Pancreatic ductal adenocarcinoma (PDAC), accounting for 90% of all pancreatic tumors, is a highly devastating disease with poor prognosis and rising incidence. The lack of available specific diagnostics tests and the limited treatment opportunities contribute to this pejorative issue. Over the last 10 years, a growing interest pointing towards mesothelin (MSLN) as a promising PDAC-associated antigen has emerged. The limited expression of MSLN in normal tissues (peritoneum, pleura and pericardium) and its overexpression in 80 to 90% of PDAC make it an attractive candidate for therapeutic management of PDAC patients. Moreover, its role in malignant progression related to its involvement in tumor cell proliferation and resistance to chemotherapy has highlighted the relevance of its targeting.
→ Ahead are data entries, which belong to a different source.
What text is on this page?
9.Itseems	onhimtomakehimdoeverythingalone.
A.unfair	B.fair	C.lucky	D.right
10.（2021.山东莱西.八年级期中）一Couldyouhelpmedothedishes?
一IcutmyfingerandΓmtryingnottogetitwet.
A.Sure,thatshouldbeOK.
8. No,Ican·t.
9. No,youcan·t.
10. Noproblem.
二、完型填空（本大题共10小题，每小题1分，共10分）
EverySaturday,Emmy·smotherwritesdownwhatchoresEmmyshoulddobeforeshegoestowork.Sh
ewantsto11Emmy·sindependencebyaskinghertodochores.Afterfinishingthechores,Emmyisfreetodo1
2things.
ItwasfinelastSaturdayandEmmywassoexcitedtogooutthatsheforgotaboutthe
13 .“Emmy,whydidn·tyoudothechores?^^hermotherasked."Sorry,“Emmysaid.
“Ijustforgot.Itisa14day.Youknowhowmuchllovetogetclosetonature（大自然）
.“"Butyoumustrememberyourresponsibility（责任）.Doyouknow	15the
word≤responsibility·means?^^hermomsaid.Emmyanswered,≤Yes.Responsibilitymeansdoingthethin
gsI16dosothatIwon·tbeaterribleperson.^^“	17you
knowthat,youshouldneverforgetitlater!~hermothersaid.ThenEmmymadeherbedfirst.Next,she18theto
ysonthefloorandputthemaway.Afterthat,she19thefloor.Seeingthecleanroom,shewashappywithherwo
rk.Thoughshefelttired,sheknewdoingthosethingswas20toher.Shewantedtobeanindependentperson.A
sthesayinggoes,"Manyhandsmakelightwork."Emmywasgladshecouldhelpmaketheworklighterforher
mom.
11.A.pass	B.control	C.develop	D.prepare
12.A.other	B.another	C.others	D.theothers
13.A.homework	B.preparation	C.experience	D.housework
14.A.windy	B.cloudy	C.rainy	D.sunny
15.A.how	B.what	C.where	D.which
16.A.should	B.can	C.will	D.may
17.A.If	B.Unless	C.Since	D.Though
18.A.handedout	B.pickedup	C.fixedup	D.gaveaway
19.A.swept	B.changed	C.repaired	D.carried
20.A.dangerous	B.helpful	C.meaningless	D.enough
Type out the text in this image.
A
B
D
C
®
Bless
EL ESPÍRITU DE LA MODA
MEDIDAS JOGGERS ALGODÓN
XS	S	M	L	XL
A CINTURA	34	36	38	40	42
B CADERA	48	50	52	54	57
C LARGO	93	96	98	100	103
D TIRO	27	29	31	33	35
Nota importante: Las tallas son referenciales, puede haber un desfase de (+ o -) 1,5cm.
Hence, several clinical trials are investigating anti-MSLN efficacy in PDAC. In this review, we provide a general overview of the different roles sustained by MSLN during PDAC progression. Finally, we also summarize the different MSLN-targeted therapies that are currently tested in the clinic.

Highlights

  • Pancreatic ductal adenocarcinoma (PDAC) is the most prevalent neoplastic disease of the pancreas representing 90% of pancreatic malignancies [1]

  • The only curative therapy available is surgical resection followed by adjuvant therapy [14], but 80% of PDAC patients have an advanced or metastatic disease that is ineligible to surgery [15]

  • MUC16 and MSLN co-expression levels were found to be increased at the invasion front of PDAC-derived tissues in comparison to that of detected in the stroma—MUC16 high/MSLN high expression group was strongly associated with large tumors, invasion of other distant organs and lymphatic permeation [52]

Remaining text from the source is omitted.